Hunde brauchen klare Rangordnungsverhältnisse und eine gewisse geistige und körperliche Beanspruchung, ohne die sie verkümmern und krank werden. Hunde, die nicht klar wissen, wer ihr Chef ist, verwildern oder stellen sich selbst an die Spitze in der Familien-Rangordnung. Dann wählt der Hund den Weg selbst, bis er überfahren ist. Das Befolgen der, gemessen an unserem Sprachumfang wenigen Worte, die der Hund versteht, bringt ihm Anerkennung bei seinem "Chef" ein, was den Hund glücklich macht. Ich gehöre auch zu den Menschen, die den militärischen Kommandoton hassen, wie er auf einigen Hunde-Übungsplätzen leider immer noch üblich ist. Deshalb gebe ich meine "Kommandos" auch lieber leise, normal gesprochen. Man muss die Betonung jedoch so wählen, dass der Hund den Befehl auch lauter gesprochen wiedererkennt, wenn der Befehl ihm über eine weitere Distanz gegeben wird.

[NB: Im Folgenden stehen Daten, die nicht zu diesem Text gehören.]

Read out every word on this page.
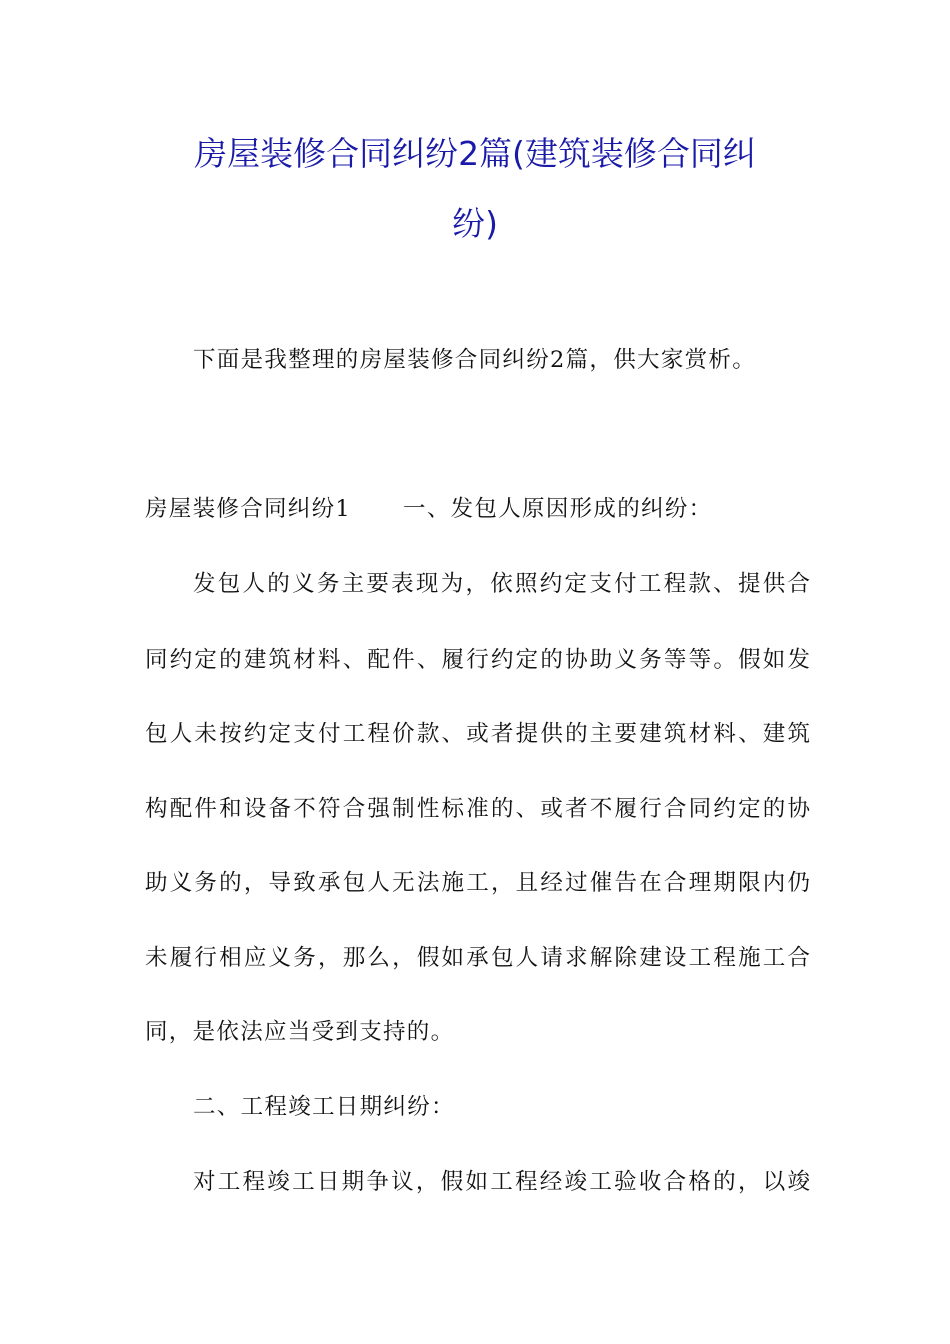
房屋装修合同纠纷2篇(建筑装修合同纠
纷)
下面是我整理的房屋装修合同纠纷2篇，供大家赏析。
房屋装修合同纠纷1 一、发包人原因形成的纠纷：
发包人的义务主要表现为，依照约定支付工程款、提供合
同约定的建筑材料、配件、履行约定的协助义务等等。假如发
包人未按约定支付工程价款、或者提供的主要建筑材料、建筑
构配件和设备不符合强制性标准的、或者不履行合同约定的协
助义务的，导致承包人无法施工，且经过催告在合理期限内仍
未履行相应义务，那么，假如承包人请求解除建设工程施工合
同，是依法应当受到支持的。
二、工程竣工日期纠纷：
对工程竣工日期争议，假如工程经竣工验收合格的，以竣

Bei meinen Hunden war die Unterlassungserziehung mit so manchem "Aus!" und spontanen Flug eines Pantoffels verbunden. Der Hund braucht nicht jedesmal getroffen zu werden, meist genügt der Schreck, und schon bald gilt "Aus!" auch ohne Pantoffel. Zunächst noch mit der werfenden Handbewegung, später auch ohne sie. Hat der Hund zu einer bestimmten Handlung mehrmals sein "Aus!" bekommen, wird er sie nicht mehr lieben. Wir sind am Ziel. Um schneller zum Ziel zu kommen, habe ich mit Testsituationen gearbeitet. Ich habe zum Beispiel absichtlich Käse auf dem Tisch stehen lassen. Den stehlenden Hund konnte ich dann auf frischer Tat ertappen.
Die Erziehung zu bestimmten Leistungen auf Befehl erfolgt in drei zeitlich aufeinander folgenden Stufen:
1) Erklären des Befehls durch und belohnen, was der Hund gerade tut. "Sitz!", wenn er sich setzt, "Komm!", wenn er gerade kommt usw. Das genügt einige Tage lang. Führen Sie bereits jetzt das charakteristische Handzeichen ein, das Sie mit dem Befehl geben möchten. So kann der Hund sein Kommando nicht nur hören, sondern auch sehen. Der doppelte Reiz prägt sich umso besser ein. Außerdem funktioniert das Kommando später auch dann, wenn der Hund nichts hören kann (Beispiele im Kapitel zu "Platz!").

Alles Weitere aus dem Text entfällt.